Alicante es una ciudad donde el ejercicio de la memoria histórica resulta una rareza. Un paseo por sus calles evidencia la voluntad de renunciar a las huellas del pasado, incluso aquellas que pudieran quedar al margen de cualquier polémica ideológica o política. No extraña, pues, que todavía sea imposible colocar una placa en un puerto donde terminó trágicamente el período republicano o en un mercado central donde murieron cientos de personas a resultas de un bombardeo. Sin embargo, el empeño de unos cuantos permitió que en 1986 apareciera un número monográfico de la revista Canelobre dedicado al cincuentenario del inicio de la guerra civil en la provincia de Alicante. El éxito fue sorprendente y se tuvo que reeditar, algo excepcional en una publicación institucional de carácter cultural en donde suelen colaborar docentes e investigadores, en su mayoría locales. La clave de esta acogida era la necesidad de recuperar testimonios, de ejercer una memoria histórica donde las actividades culturales alcanzaron un notable protagonismo. Con tal motivo todavía pudimos contar con la colaboración de algunos de los integrantes de la citada Asociación de Intelectuales, dispuestos a revivir lo realizado por su Altavoz del Frente. Eran ancianos por aquellos días rejuvenecidos, que junto con otros muchos de su generación dejaron su testimonio en un archivo oral, depositado en el Instituto de Cultura Juan Gil-Albert, que algún día convendrá sacar de su ostracismo.

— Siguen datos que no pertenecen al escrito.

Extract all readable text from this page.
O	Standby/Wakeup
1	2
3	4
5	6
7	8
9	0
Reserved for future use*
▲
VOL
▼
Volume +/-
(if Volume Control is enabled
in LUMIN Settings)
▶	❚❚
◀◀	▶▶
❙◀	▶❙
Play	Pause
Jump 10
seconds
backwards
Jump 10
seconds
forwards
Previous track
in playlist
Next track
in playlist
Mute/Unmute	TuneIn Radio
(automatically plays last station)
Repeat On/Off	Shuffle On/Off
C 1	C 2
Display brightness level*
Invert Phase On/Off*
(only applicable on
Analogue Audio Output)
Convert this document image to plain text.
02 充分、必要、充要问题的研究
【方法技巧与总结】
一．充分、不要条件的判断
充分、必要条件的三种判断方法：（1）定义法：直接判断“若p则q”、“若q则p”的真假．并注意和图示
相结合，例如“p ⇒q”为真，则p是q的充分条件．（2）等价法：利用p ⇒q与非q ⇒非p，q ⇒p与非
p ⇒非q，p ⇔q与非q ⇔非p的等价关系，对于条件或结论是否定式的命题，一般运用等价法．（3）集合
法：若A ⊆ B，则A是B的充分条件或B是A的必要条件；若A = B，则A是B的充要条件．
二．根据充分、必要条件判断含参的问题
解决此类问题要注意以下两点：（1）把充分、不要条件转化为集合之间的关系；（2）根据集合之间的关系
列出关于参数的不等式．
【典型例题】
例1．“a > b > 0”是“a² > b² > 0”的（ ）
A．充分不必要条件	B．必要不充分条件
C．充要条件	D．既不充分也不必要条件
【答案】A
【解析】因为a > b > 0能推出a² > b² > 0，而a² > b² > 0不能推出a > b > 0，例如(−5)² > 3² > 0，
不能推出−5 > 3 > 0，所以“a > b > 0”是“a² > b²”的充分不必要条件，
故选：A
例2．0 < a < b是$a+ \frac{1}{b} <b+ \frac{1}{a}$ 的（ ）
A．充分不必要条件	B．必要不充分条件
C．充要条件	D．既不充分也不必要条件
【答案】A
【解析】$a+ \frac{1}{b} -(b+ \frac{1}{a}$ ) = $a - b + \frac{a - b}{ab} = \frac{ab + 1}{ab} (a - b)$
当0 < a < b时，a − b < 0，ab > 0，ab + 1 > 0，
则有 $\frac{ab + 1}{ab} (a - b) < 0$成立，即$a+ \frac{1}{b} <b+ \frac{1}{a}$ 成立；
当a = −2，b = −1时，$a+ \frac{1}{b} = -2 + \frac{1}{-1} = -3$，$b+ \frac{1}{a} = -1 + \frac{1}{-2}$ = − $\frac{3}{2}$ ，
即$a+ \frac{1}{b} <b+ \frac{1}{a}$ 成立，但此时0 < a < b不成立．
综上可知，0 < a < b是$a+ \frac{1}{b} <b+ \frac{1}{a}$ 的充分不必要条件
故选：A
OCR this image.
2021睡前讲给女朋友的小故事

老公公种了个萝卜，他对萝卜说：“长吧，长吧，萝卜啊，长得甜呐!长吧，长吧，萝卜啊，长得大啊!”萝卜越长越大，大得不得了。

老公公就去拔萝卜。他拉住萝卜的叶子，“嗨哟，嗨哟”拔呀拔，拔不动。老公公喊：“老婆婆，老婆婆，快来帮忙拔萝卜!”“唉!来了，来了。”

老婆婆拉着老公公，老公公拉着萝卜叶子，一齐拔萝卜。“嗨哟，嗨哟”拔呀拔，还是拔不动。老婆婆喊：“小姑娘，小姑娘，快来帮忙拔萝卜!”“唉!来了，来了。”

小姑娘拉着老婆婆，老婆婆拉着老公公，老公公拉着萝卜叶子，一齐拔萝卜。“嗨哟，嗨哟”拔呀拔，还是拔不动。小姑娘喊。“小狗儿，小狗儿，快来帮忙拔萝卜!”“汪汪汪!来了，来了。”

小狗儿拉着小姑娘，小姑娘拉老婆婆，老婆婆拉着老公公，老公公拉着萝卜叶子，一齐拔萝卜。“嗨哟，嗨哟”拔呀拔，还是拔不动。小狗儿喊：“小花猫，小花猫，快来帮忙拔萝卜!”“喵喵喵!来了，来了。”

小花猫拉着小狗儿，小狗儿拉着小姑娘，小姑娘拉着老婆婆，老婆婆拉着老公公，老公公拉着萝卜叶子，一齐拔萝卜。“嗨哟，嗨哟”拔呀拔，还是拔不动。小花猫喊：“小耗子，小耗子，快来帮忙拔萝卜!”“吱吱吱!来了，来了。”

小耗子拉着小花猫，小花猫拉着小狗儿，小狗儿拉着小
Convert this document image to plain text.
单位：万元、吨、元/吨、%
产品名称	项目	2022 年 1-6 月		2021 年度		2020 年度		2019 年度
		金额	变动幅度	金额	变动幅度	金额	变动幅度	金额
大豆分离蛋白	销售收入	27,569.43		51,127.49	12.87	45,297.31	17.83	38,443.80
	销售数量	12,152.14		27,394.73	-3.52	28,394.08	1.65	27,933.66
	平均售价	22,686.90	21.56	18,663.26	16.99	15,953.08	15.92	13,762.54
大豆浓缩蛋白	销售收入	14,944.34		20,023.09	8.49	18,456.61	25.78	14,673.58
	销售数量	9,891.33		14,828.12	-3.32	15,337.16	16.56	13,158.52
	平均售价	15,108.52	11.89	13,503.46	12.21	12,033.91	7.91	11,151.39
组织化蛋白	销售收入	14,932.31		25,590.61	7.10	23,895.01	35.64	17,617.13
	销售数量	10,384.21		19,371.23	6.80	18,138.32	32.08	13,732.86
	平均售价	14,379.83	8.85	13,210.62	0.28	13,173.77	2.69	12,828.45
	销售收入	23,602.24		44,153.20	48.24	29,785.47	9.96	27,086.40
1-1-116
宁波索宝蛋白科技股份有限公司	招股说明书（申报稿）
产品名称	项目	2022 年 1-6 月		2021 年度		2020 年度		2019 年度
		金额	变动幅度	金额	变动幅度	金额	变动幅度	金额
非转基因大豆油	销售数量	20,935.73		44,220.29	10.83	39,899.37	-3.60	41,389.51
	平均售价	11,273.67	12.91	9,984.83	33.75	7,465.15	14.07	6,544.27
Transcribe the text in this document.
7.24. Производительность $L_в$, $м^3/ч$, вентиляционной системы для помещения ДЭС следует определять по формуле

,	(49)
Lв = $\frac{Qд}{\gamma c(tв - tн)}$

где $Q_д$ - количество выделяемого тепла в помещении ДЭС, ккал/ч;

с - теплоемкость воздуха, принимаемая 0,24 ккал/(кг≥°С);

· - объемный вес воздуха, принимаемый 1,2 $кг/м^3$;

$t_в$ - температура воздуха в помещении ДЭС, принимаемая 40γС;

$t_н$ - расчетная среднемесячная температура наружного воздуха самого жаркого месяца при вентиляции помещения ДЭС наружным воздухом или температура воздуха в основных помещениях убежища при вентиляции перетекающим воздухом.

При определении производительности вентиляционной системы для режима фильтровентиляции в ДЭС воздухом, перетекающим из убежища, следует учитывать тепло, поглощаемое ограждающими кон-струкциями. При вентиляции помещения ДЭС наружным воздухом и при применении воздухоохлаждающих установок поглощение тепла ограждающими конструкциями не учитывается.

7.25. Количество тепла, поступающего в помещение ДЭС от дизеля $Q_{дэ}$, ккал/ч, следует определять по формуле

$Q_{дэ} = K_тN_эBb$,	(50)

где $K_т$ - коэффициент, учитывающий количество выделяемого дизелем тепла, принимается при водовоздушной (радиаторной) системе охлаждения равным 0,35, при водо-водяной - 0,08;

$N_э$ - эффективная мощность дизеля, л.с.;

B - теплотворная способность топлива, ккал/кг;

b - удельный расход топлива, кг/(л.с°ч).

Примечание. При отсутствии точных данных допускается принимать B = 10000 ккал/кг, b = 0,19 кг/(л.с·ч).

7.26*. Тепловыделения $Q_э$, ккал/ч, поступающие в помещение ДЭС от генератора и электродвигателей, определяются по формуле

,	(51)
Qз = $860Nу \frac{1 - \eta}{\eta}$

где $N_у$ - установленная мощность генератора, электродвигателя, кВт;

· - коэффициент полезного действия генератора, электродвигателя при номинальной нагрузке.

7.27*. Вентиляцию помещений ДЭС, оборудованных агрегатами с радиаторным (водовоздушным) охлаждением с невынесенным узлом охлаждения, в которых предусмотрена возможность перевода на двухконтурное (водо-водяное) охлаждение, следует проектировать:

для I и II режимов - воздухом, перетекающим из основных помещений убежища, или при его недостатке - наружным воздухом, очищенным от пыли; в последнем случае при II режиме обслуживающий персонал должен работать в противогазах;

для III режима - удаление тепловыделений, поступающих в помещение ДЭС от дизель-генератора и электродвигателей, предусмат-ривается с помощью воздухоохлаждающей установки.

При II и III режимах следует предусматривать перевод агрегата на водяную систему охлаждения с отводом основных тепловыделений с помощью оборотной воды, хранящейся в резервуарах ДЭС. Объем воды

Desde entonces se han sucedido algunas investigaciones y publicaciones sobre la historia de aquellos años republicanos en Alicante, a menudo con un mayor rigor histórico que contrasta con el debate político en torno a esa época. No obstante, la impresión general que siempre deduzco de su lectura es que, en términos educativos y culturales, apenas dio tiempo para plantear un camino de renovación. Los argumentos se pusieron a debate con lucidez y oportunismo, las iniciativas fueron formuladas correctamente, los protagonistas mostraron un evidente deseo de llevar a cabo esta tarea..., pero faltó tiempo para que, en un ámbito provinciano, ese proyecto de futuro cuajara. Antes se impuso la reacción militar, política y eclesiástica del 18 de julio y con ella un tiempo de silencio del cual, en ese mismo ámbito donde todos los nombres y circunstancias resultan muy cercanos, todavía cuesta mucho hablar con la debida libertad. Nunca termino de sorprenderme por esta circunstancia.

Me gusta y hasta a veces comparto la idea mítica de la II República, pero creo que valoro más su aportación cuando hablo de su realidad histórica. Su relativa mediocridad en el ámbito cultural y educativo de las ciudades provincianas no es un motivo de desdoro, sino el recuerdo de un tremendo punto de partida donde casi todo estaba por hacer. Si prescindimos de las figuras señeras y sus obras, que con tanta razón nos seducen hasta perder el sentido de la ponderación, seguimos encontrando motivos de admiración. En este caso para unos políticos municipales empeñados en crear escuelas públicas, unos maestros dispuestos a inculcar el espíritu republicano y laico allá donde imperaba el oscurantismo y unos jóvenes con inquietudes culturales que compartieron entusiasmo e inconformismo en tiempos de revolución. Si no tuvieron tiempo para desarrollar lo iniciado, la culpa -nunca debemos olvidarlo- corresponde a otros, cuyos herederos prefieren el olvido para obviar la vergüenza. Les sobran coartadas. Mientras tanto, algunos compartimos el recuerdo admirado de aquello que, en su forzada mediocridad y pobreza, abrió caminos de amplio recorrido, tanto como el de las figuras ya convertidas en nuestros clásicos.






Bibliografía básica

  • Manuel AZNAR SOLER (coord.), La cultura, arma de guerra, en VV. AA., La Guerra Civil en la Comunidad Valenciana, n.º 11 (enero, 2007), Barcelona, Prensa Valenciana y Prensa Alicantina, 2006-2007.